Je suis désolée de ne pas avoir donné de nouvelles depuis mon dernier appel, le jour de mon arrivée. La vérité, c'est que j'ai été encore plus occupée que je l'étais à Lacosta. Je ne pensais pas que c'était possible !

J'ai déjà visité quelques agences, et même si les auditions que j'ai passées n'ont rien donné pour le moment, je suis gonflée à bloc. Je suis avec une fille qui veut aussi devenir chanteuse et danseuse, du coup, on se serre les coudes. On a trouvé une colocation ensemble et on se motive mutuellement à travailler. En attendant que ça décolle, on a trouvé un boulot d'appoint comme serveuses dans un salon de thé. Ça va, je ne suis pas trop dépaysée. »

Je relevai mon stylo, m'accoudai à la table qui tangua à ce geste, et mordillai machinalement mon capuchon, jetant un coup d'œil circulaire à la pièce.

C'était un studio mansardé des plus modestes, éclairé par une ampoule nue dont le fil semblait se tortiller dans une tentative d'évasion perpétuelle. Quand il faisait jour, la lumière venait de l'unique vasistas donnant sur les toits de la ville, avec la tour de l'horloge dominant le reste, et, plus lointain, le dôme élégant de l'opéra qui semblait me faire signe. Face à moi, un petit coin cuisine avec un évier de métal et un poêle vétuste nous permettait de cuisiner à condition d'être très patientes. À même le sol, deux matelas qui occupaient le gros de l'espace et que nous relevions contre le mur en journée, avant de rouler les couettes et oreillers pour les caler au pied de la mansarde. Nous mettions à côté les ustensiles de cuisine, avec les sacs de pâtes, de riz, quelques conserves, un demi-chou et quelques carottes posés sur un sac de toile de jute. Les condiments, l'huile et le vinaigre étaient rangés dans un carton à côté duquel se trouvaient mes partitions empilées. À sa droite, soigneusement rangé dans une boîte à chaussures, notre coffre au trésor, contenant une perruque noire, la photo signée que l'équipe du cabaret avait offerte à « Iris » en remerciement, mon unique moufle verte, la montre d'Alchimiste d'État et d'autres menus objets qui avaient à nos yeux une valeur particulière.

La table à laquelle j'étais accoudée était du vert sombre du mobilier de jardin et c'est ce qu'elle était à l'origine, avec les deux chaises un peu rouillées que nous avions trouvées en fouillant les encombrants. Elles étaient pliables et nous étions lasses de manger par terre, aussi n'avions-nous pas hésité à les prendre et à les traîner sur huit étages.

Derrière moi, nous avions bricolé une penderie de fortune en fixant un manche à balai dans le renfoncement du mur pour y suspendre nos vêtements. Les chaussures étaient bien alignées à leurs pieds. Les six cartons empilés qui faisaient office d'étagères pour ranger le reste de nos habits et le linge étaient pour l'instant tristement vides.

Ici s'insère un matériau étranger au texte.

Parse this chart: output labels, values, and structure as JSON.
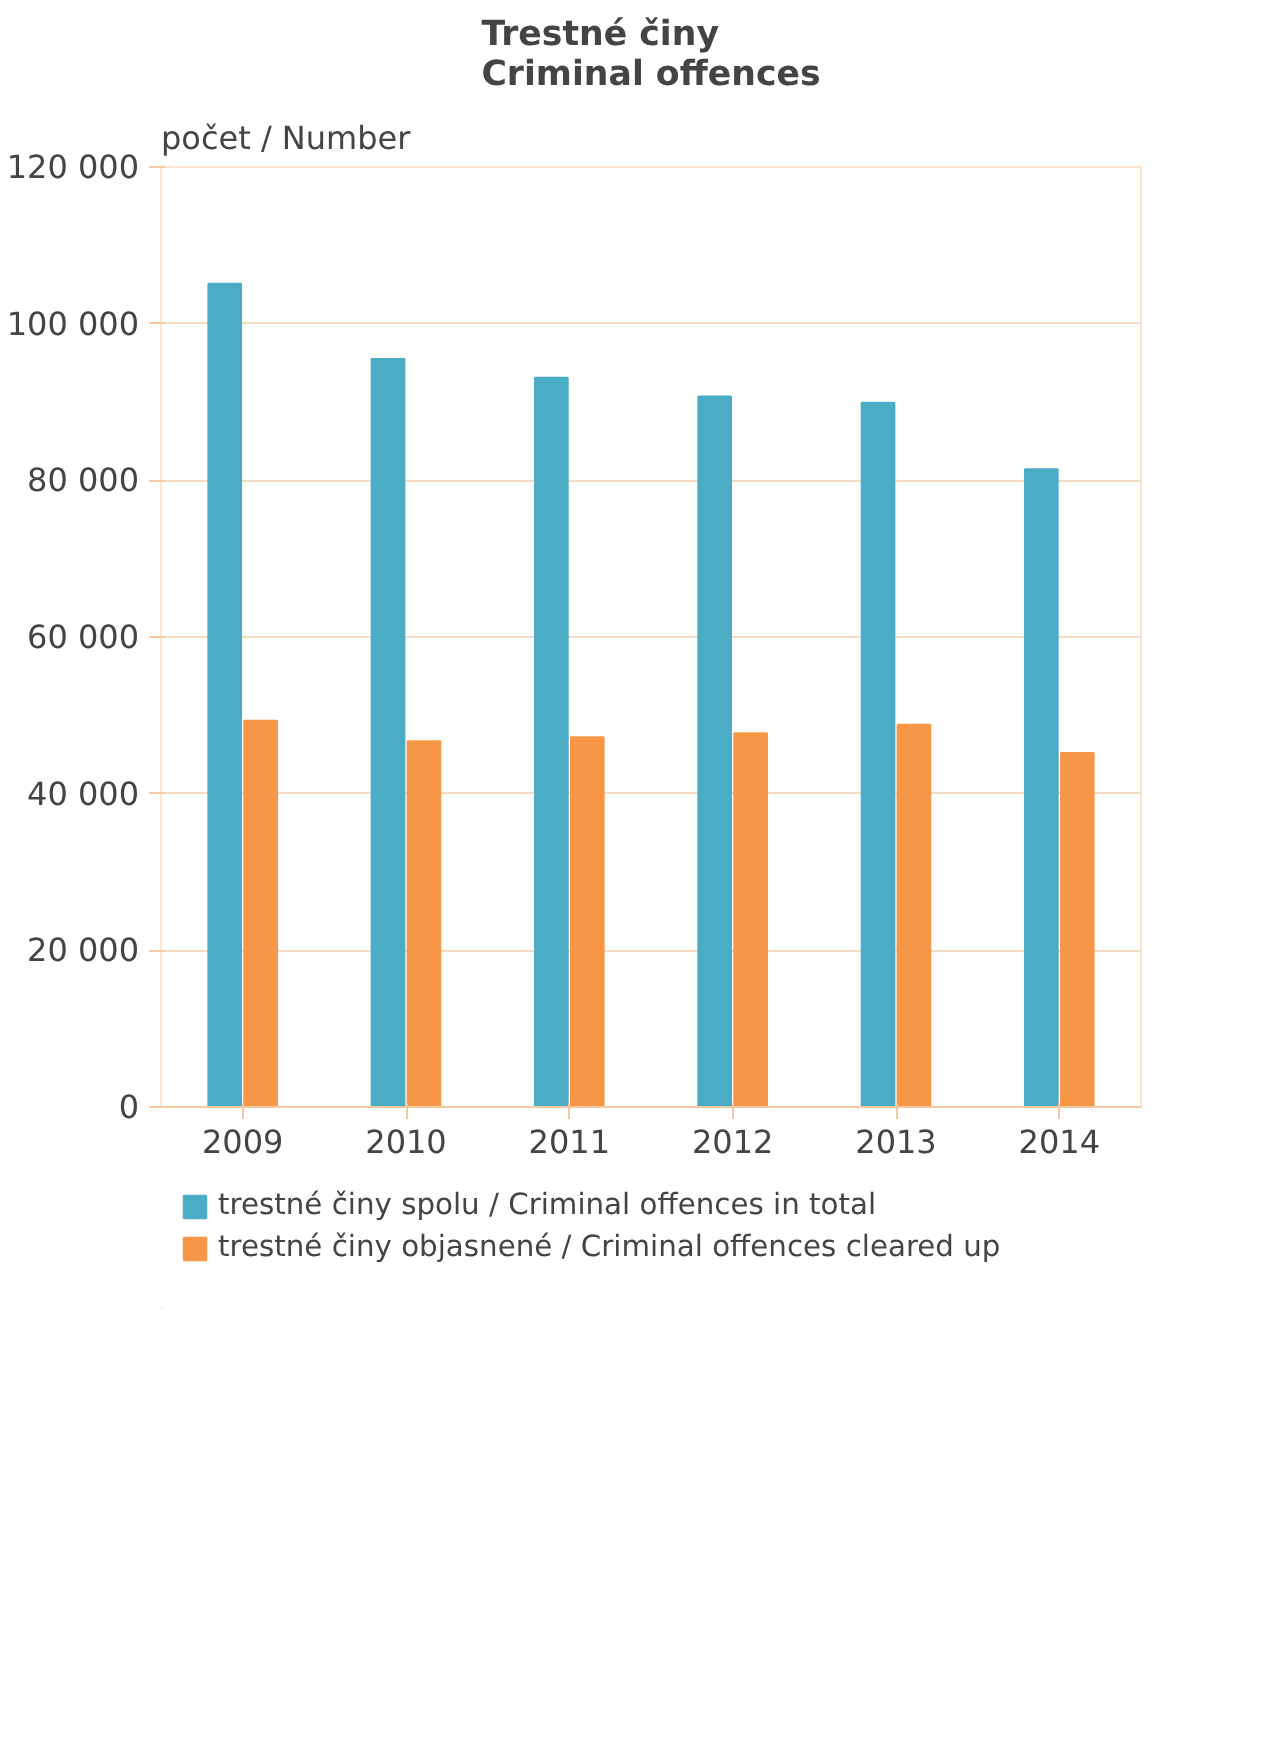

C'était petit, très rustique, pour ne pas dire miteux. Faute de place, les chiottes et la douche étaient sur le palier, comme souvent dans les anciennes chambres de bonnes. Il y avait de sacrés courants d'air, il fallait espérer que l'hiver ne serait pas trop rude.

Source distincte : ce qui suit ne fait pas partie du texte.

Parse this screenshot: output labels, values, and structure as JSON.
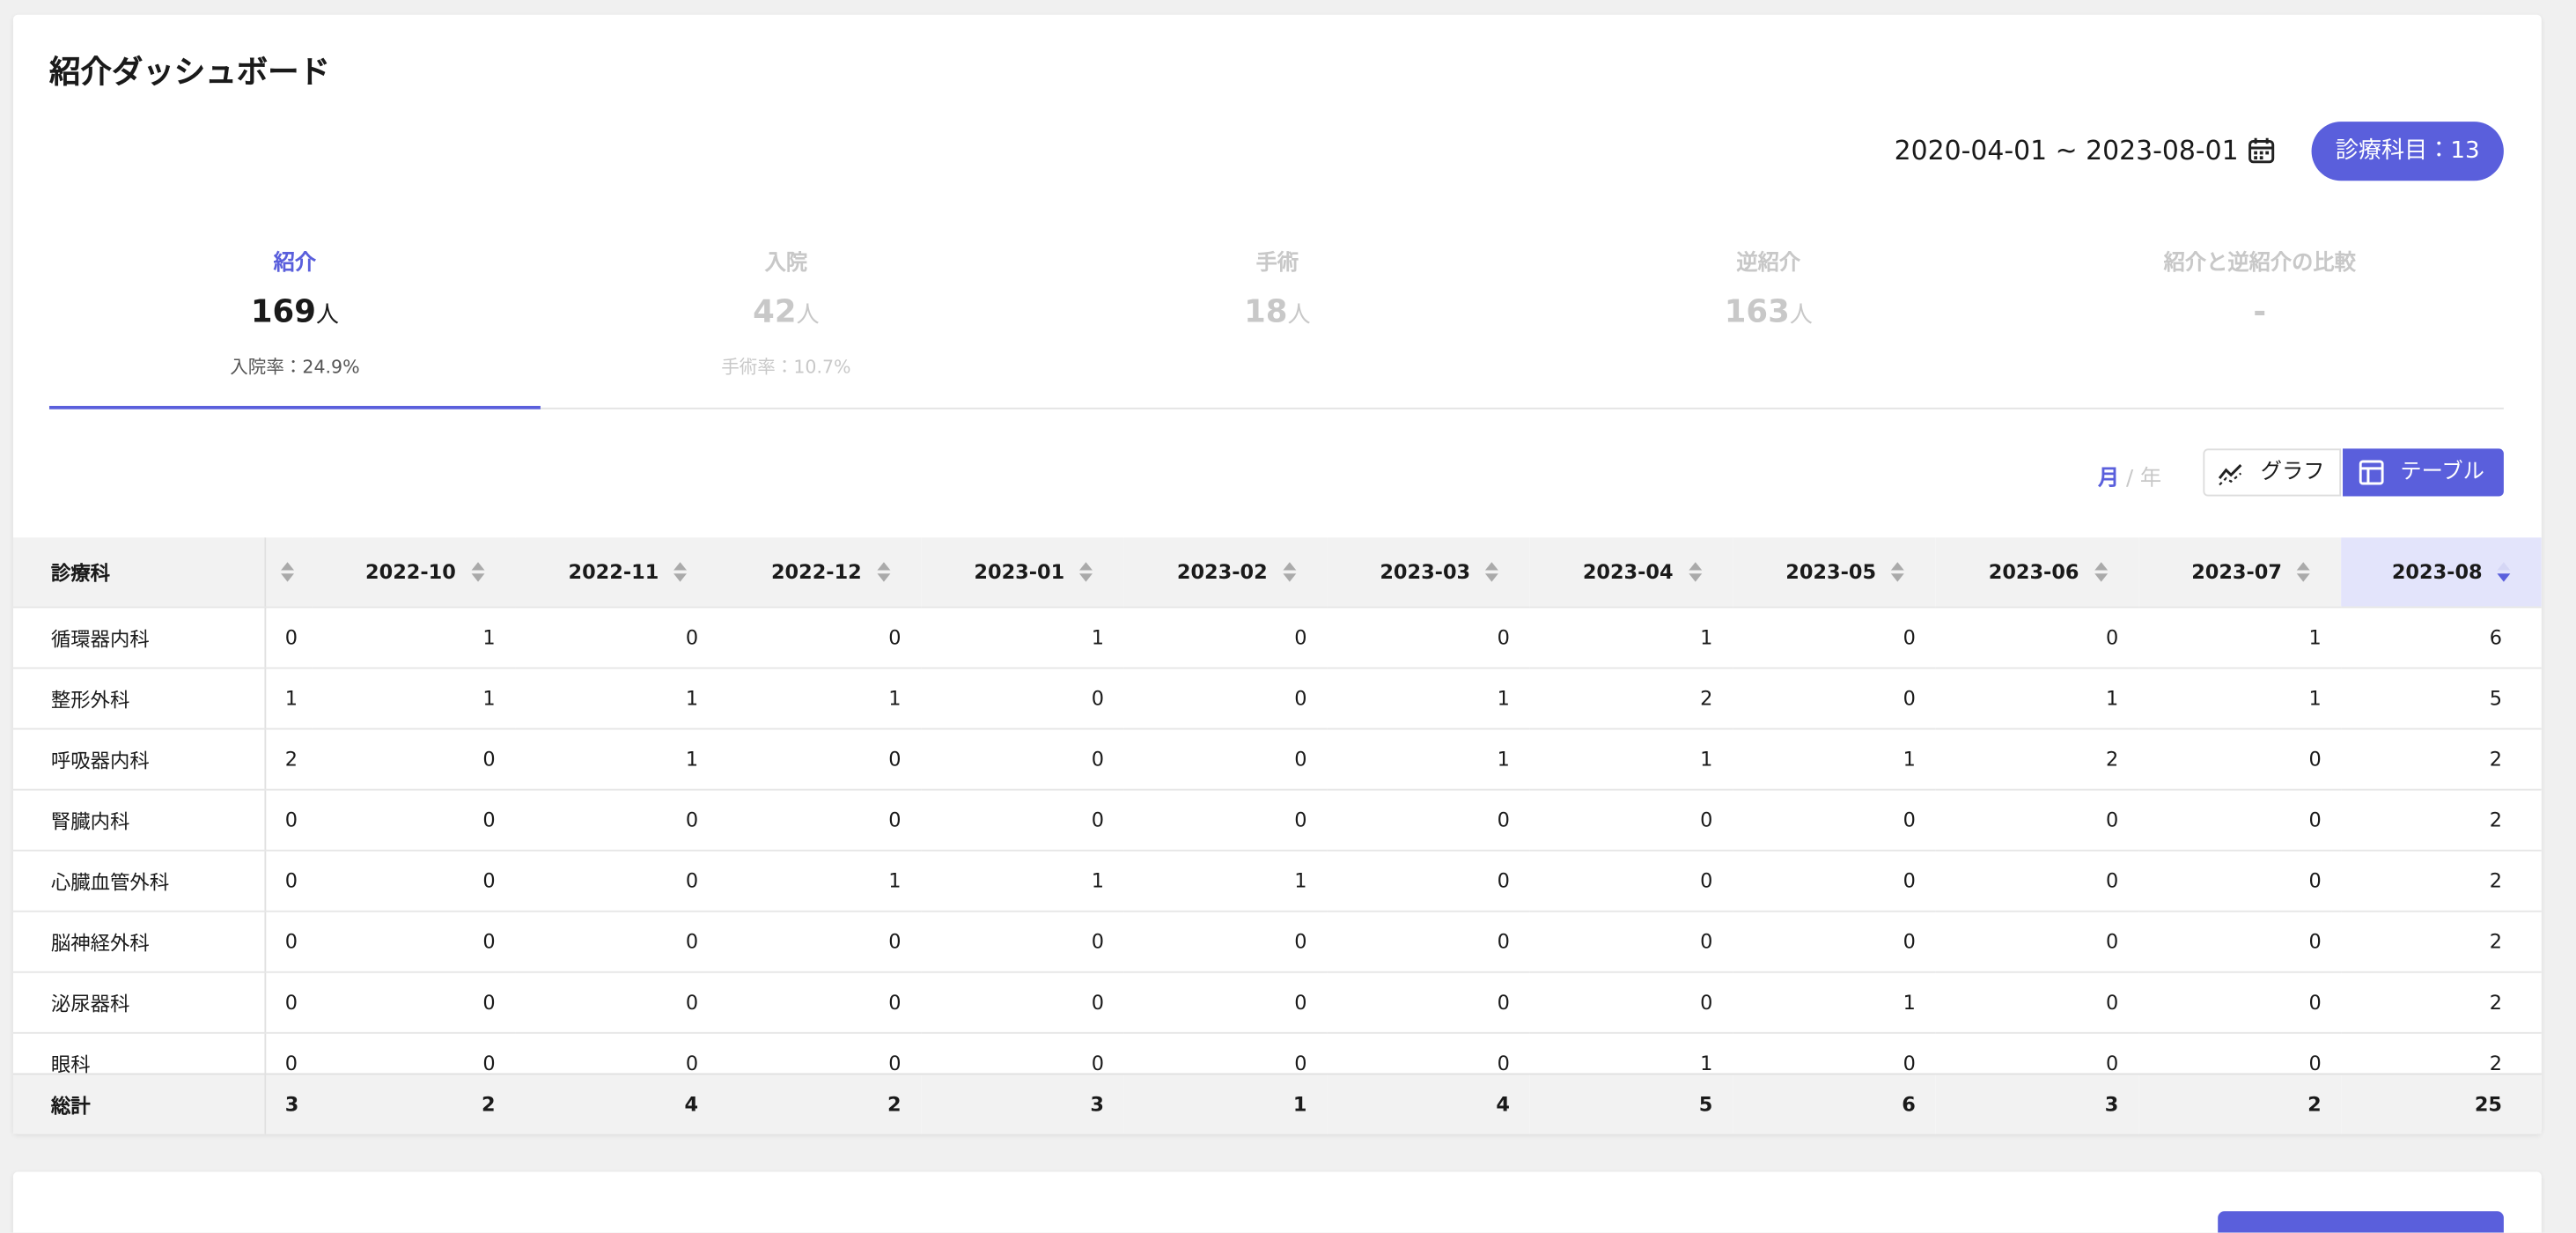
{
  "header": {
    "title": "紹介ダッシュボード",
    "date_range": "2020-04-01 ~ 2023-08-01",
    "department_button": "診療科目：13"
  },
  "tabs": [
    {
      "label": "紹介",
      "value": "169",
      "unit": "人",
      "sub": "入院率：24.9%"
    },
    {
      "label": "入院",
      "value": "42",
      "unit": "人",
      "sub": "手術率：10.7%"
    },
    {
      "label": "手術",
      "value": "18",
      "unit": "人"
    },
    {
      "label": "逆紹介",
      "value": "163",
      "unit": "人"
    },
    {
      "label": "紹介と逆紹介の比較",
      "value": "-"
    }
  ],
  "period_toggle": {
    "month": "月",
    "separator": "/",
    "year": "年"
  },
  "view_buttons": {
    "graph": "グラフ",
    "table": "テーブル"
  },
  "table": {
    "header": [
      "診療科",
      null,
      "2022-10",
      "2022-11",
      "2022-12",
      "2023-01",
      "2023-02",
      "2023-03",
      "2023-04",
      "2023-05",
      "2023-06",
      "2023-07",
      "2023-08"
    ],
    "rows": [
      [
        "循環器内科",
        0,
        1,
        0,
        0,
        1,
        0,
        0,
        1,
        0,
        0,
        1,
        6
      ],
      [
        "整形外科",
        1,
        1,
        1,
        1,
        0,
        0,
        1,
        2,
        0,
        1,
        1,
        5
      ],
      [
        "呼吸器内科",
        2,
        0,
        1,
        0,
        0,
        0,
        1,
        1,
        1,
        2,
        0,
        2
      ],
      [
        "腎臓内科",
        0,
        0,
        0,
        0,
        0,
        0,
        0,
        0,
        0,
        0,
        0,
        2
      ],
      [
        "心臓血管外科",
        0,
        0,
        0,
        1,
        1,
        1,
        0,
        0,
        0,
        0,
        0,
        2
      ],
      [
        "脳神経外科",
        0,
        0,
        0,
        0,
        0,
        0,
        0,
        0,
        0,
        0,
        0,
        2
      ],
      [
        "泌尿器科",
        0,
        0,
        0,
        0,
        0,
        0,
        0,
        0,
        1,
        0,
        0,
        2
      ],
      [
        "眼科",
        0,
        0,
        0,
        0,
        0,
        0,
        0,
        1,
        0,
        0,
        0,
        2
      ]
    ],
    "footer": [
      "総計",
      3,
      2,
      4,
      2,
      3,
      1,
      4,
      5,
      6,
      3,
      2,
      25
    ]
  }
}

Mais voilà. C'était chez moi. C'était chez moi, à Central City, et la présence d'Edward sous son déguisement d'Angie transformait toutes les adversités en aventures cocasses. J'avais retrouvé la complicité moqueuse que nous avions quand nous enquêtions ensemble sur Ian Landry, et je m'étais vite rendu compte que cela m'avait beaucoup manqué.

Mais il était difficile de raconter tout ça à mes amis de Lacosta, puisqu'il était recherché par l'armée, et, si je leur faisais confiance, l'information restait sensible. Si on faisait abstraction de sa présence, le quotidien n'était pas vraiment glorieux. Heureux, mais pas glorieux. Ce n'était pas tout de suite que je pourrais leur envoyer les affiches promises.

Je mâchonnai encore un peu mon stylo, puis repris mon écriture :

« Je vis avec pas grand-chose pour le moment, mais ça ne me gêne pas, et puis ça ne devrait pas durer. Le quotidien avec Angie n'est vraiment pas ennuyeux. Elle est... »

Je me figeai de nouveau. Complètement rocambolesque ? Il y avait de ça, mais c'était peut-être un peu exagéré de l'écrire.

« Elle est très drôle », concluais-je plus sobrement, sans pouvoir m'empêcher de sourire toutefois.

Je me demandais ce que j'allais pouvoir ajouter après ça quand la porte cliqueta et s'ouvrit, laissant passer ma fameuse colocataire à la double identité, Angie le jour, Edward la nuit. Malgré tout, quand on voyait la jeune fille qui venait d'entrer dans la pièce, les bras chargés par un vieux panier de linge dont le pourtour avait été mâchonné, avec sa queue de cheval ébouriffée, son crâne constellé de barrettes tentant de discipliner ses mèches rebelles, ses grosses lunettes rondes et son pull trop grand enfilé par-dessus une robe fleurie, il était dur de supposer qu'elle avait pu appartenir à l'Armée.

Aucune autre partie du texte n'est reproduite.